Di belahan dunia lain, pesawat telah ditembak, baik sengaja atau tidak sengaja. Dalam kasus penerbangan Ukraine International Januari lalu, dan Malaysia Airlines MH17 pada 2014, kasus kesalahan identitas berujung pada tragedi.
Tetapi bagi Kosta Rika, negara itu sebagian besar dipandang sebagai tempat yang aman untuk dikunjungi. Namun, karena peningkatan kejahatan dalam beberapa tahun terakhir, Dewan Penasihat Keamanan Luar Negeri Departemen Luar Negeri Amerika menaikkannya ke 'level 2' tahun lalu, yang berarti 'lakukan peningkatan kewaspadaan.'
“Sementara kejahatan kecil merupakan ancaman utama bagi wisatawan di Kosta Rika, kejahatan dengan kekerasan, termasuk perampokan bersenjata, pembunuhan dan penyerangan seksual, terjadi di Kosta Rika.
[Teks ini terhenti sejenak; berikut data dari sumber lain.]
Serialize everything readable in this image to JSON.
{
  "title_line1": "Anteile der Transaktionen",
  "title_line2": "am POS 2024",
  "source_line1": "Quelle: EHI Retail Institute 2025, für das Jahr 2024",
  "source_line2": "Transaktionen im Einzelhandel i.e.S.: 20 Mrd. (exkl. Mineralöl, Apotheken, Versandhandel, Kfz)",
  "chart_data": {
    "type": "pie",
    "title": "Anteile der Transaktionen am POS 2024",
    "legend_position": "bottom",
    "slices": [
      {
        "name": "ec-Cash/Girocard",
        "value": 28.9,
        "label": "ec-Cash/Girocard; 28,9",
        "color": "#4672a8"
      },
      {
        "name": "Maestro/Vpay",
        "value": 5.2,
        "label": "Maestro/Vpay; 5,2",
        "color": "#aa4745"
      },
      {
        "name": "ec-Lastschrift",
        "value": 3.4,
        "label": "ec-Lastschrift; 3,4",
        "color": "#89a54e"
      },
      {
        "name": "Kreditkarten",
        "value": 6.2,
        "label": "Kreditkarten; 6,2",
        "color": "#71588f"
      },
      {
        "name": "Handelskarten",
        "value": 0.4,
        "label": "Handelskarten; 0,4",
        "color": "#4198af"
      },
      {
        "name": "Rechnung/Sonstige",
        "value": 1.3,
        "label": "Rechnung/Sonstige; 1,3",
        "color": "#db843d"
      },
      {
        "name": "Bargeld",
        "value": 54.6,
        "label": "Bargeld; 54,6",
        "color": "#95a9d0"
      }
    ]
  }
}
Pemerintah Kosta Rika menyediakan sumber daya keamanan tambahan di area yang sering dikunjungi wisatawan,” kata seorang penasihat penerbangan.
Meskipun itu memang peringatan, bukan hal yang aneh jika negara diberi status level 2. Juga dalam daftar OSAC adalah Bermuda, Granada, Mauritius dan Thailand. Peringkatnya naik dari level 1, bepergian dengan bebas, ke level 4. Namun, masih harus dilihat apakah peringkat Kosta Rika akan dipertimbangkan kembali menyusul insiden ini.